As Princetonians, we are fortunate to have the message of Archilochus' poem instantiated for us in a sculpture by Richard Serra just across Washington Road. The sculpture is called "The Hedgehog and the Fox," and it consists of three enormous curving sheets of iron which are laid upright next to one another to form two paths between them. The corridors formed by the sheets of iron are twisting ones, but in the end each one allows you to take only one path, forward or back. If you concentrate solely on moving through the sculpture, there is really only one thing for you to do, one way for you to move. But the sculpture itself is not these walkways; rather, it is the fabric of the iron which shapes and surrounds them. Serra has left the iron untreated and unfinished, allowing it to show all the roughness and scratches that went into its formation and all the rust that has accrued on it throughout its life. It is this raw, untreated surface which surrounds us as we move through the sculpture and shapes the very pathway we take through it. It is by pausing to immerse ourselves in these surroundings, to absorb the sometimes coarse and unfinished details of our novel environment, that we fully engage our senses and become aware of our relationship to the world. If we concentrate solely on making progress along our path, we miss the big picture entirely.

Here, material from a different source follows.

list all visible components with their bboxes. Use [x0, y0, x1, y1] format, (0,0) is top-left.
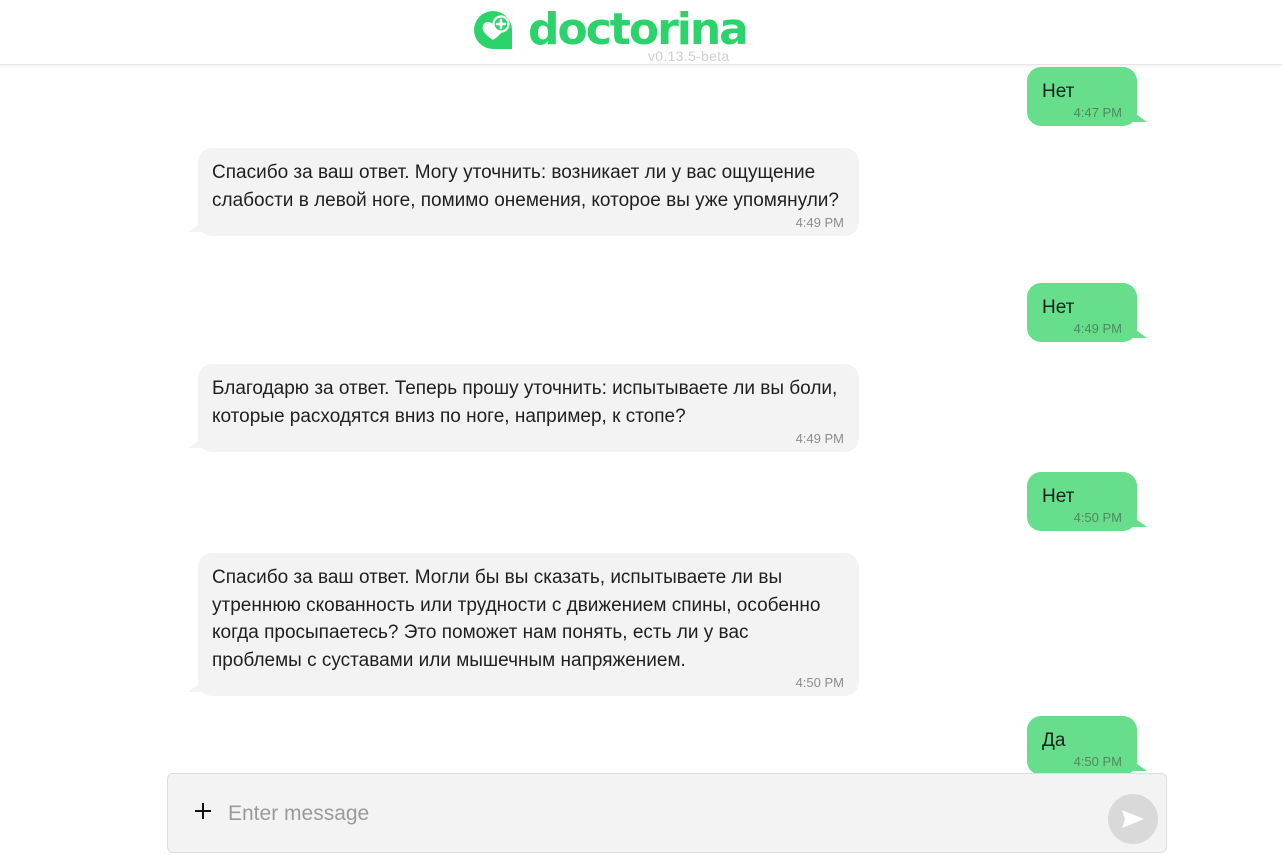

An undergraduate career at Princeton, it seems to me, is a similar experience. We have all come to the end of a winding path of academic progress, and this is, in itself, certainly a great accomplishment. But the fabric of life which surrounded us along our path perhaps imparted us with more opportunity for reflection and growth. In comparison with the list of academic accomplishments I rattled off earlier, how much more will the hard work that went into things like athletics -- the close wins, the tough losses, the bonfire for beating Yale -- how much more will performances, recitals, arch sings and debates be remembered? When the black and orange horde of alumni descends upon the Princeton campus every year for the great ritual of Reunions, it is not their time in class that they have come to celebrate and briefly relive. It is the time spent with friends and comrades that, for most of us, defines what it meant to be at Princeton.

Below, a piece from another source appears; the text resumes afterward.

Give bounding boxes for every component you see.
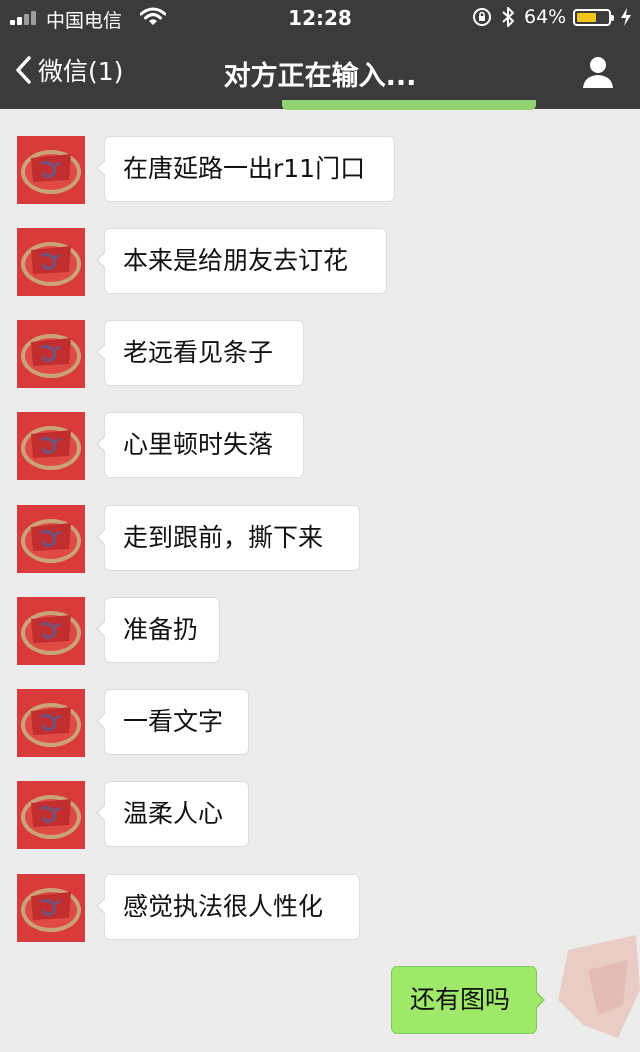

So, on this day it is certainly appropriate to tip our hats to the amazing faculty of Princeton, and I would most of all like to thank all the teachers and professors who have made my academic experience here so rewarding. All of us have now received an intellectual education of the most expansive scope and the deepest rigor. It is our professors who have taught us how to think. But it is our classmates who have shown us who we are. And so I would like to take this opportunity for speaking in public to offer you all the highest praise, the warmest congratulation and the deepest thanks. It is you, the great class of 2008, who have given me what is most memorable and valuable that I will take away from Princeton, and I wish you all the best of luck and the greatest success as you pass through FitzRandolph Gate.